成績概要書(2006年1月作成)
研究課題:牧草のヒートダメージが軽種馬の消化性に及ぼす影響
      (予算課題名 サイレージのヒートダメージが軽種馬の消化性に及ぼす影響解明)

担当部署:畜試 環境草地部 草地飼料科
協力分担:
予算区分:受託
研究期間:2003-2005年度(平成15〜17年度)

  
1.  目的
 牧草のヒートダメージが軽種馬の消化性に及ぼす影響を明らかにする。

2.  方法
 1)牧草の加熱処理が馬による消化率に及ぼす影響の検討
  試験1.非加熱乾草と60℃加熱乾草の消化率比較
      イネ科主体2番乾草を供試し、非加熱(非加熱区)と60℃5日間加熱(60℃区)の2処理について全糞採取法消化試験を行い、消化率を比較した。試験配置は反転法とした。
  試験2.60℃加熱乾草と80℃加熱乾草の消化率比較
      チモシー主体1番予乾サイレージ(水分20.7%)を開封後細切し、60℃2日間加熱乾燥した区(60℃区)と、80℃で4日間加熱乾燥した区(80℃区)の2処理の人工乾草について全糞
      採取法消化試験を行い、消化率を比較した。試験配置は反転法とした。
 2)乾草調製時の「仮巻き」についての聞き取り調査
  軽種馬生産農家独特の乾草調製方法「仮巻き」のヒートダメージとの関連を明らかにすることを目的として、仮巻き実施の有無、仮巻きの方法、発熱の有無について聞き取り調査を行
  った。

3.  結果の概要
 1-1) 非加熱区と60℃区の比較において乾物摂取量、血液成分に差は認められなかった。成分含量は60℃区では中性デタージェント不溶タンパク質(NDICP)含量の上昇が認められ
    た。成分消化率は60℃区のNDFで有意に高くなった(表1)。
 1-2) 60℃区と80℃区の比較において乾物摂取量および血液成分に差は認められなかった。成分含量は80℃区でCP、繊維画分およびCP中のNDICP、結合性タンパク質(CPb)が高く
    なり、粗脂肪、非繊維性炭水化物およびCP中溶解性タンパク質(CPs)が低くなった。成分消化率は80℃区の繊維画分、非繊維性炭水化物および乾物で低くなり、TDNについても
    80℃区で低くなった(表1)。
 2-1) 軽種馬農家が行っている「仮巻き」の手順は、圃場での2〜3日乾燥後、①ロールにして1〜3日一時保管し、②ほぐして水分を蒸発させ、品温をやや上昇させたあとに、③再度ロー
    ルにして乾草を仕上げるというものであった(表2)。既往の報告からロール後1〜3日程度の放置では60℃以下の発熱と推測されること、また、農家からの聞き取りでは触れて熱い
    とは感じていないこと、から「仮巻き」時に消化率の低下を伴うほどのヒートダメージは起きていないと考えられた。

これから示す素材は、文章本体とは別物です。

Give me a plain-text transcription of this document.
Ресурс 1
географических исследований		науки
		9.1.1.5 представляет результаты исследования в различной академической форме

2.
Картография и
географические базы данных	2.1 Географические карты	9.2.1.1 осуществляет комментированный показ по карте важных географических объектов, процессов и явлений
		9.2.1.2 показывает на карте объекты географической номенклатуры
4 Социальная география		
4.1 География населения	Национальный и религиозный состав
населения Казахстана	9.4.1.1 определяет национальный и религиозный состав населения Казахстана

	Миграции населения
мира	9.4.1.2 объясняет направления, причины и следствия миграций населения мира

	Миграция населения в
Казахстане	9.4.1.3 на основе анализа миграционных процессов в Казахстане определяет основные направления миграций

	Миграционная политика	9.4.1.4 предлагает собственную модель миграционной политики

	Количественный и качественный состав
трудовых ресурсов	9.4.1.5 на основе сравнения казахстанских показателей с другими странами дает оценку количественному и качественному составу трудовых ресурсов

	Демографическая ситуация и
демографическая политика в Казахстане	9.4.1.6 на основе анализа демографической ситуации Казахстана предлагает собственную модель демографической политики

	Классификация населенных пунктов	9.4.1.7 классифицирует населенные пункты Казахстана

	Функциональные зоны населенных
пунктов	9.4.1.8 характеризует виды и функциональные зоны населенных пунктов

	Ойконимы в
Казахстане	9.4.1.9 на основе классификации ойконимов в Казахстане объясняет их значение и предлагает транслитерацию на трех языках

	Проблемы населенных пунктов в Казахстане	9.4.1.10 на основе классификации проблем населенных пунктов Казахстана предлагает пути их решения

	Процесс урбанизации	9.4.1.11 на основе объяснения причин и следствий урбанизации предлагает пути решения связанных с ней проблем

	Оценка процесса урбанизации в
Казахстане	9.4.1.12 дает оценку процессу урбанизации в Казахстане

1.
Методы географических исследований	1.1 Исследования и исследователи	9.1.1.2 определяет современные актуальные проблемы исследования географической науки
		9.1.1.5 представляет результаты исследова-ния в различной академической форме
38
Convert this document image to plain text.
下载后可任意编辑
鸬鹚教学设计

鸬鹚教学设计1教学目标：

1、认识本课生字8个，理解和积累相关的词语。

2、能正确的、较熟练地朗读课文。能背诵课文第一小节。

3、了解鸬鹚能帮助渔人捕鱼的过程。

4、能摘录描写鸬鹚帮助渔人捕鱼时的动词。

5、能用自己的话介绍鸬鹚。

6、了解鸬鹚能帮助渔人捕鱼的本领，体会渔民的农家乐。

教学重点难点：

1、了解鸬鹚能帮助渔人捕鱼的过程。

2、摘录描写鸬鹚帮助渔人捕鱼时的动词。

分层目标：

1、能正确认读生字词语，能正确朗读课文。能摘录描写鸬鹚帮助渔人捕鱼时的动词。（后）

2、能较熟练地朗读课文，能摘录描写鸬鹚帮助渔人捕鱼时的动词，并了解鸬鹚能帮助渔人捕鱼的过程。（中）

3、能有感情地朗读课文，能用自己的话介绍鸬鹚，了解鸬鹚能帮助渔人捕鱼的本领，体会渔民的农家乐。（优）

 以上、軽種馬による牧草の消化性は60℃の加熱では低下しなかったが、80℃の処理では低下した。軽種馬向け乾草調製時には品温を60℃以下の条件に保つことが重要である。

 

4.  成果の活用面と留意点
 1) 過度の発熱および乾物のロスを避けるため、水分30%以上での仮巻きは避ける。
 2) 60℃程度であっても長期間の加熱は消化率を低下させる恐れがある。
 3) 実際の仮巻き条件では酵母等の活動により可消化部分が消費されるため60℃における成分消化率の向上は期待出来ないことに留意する。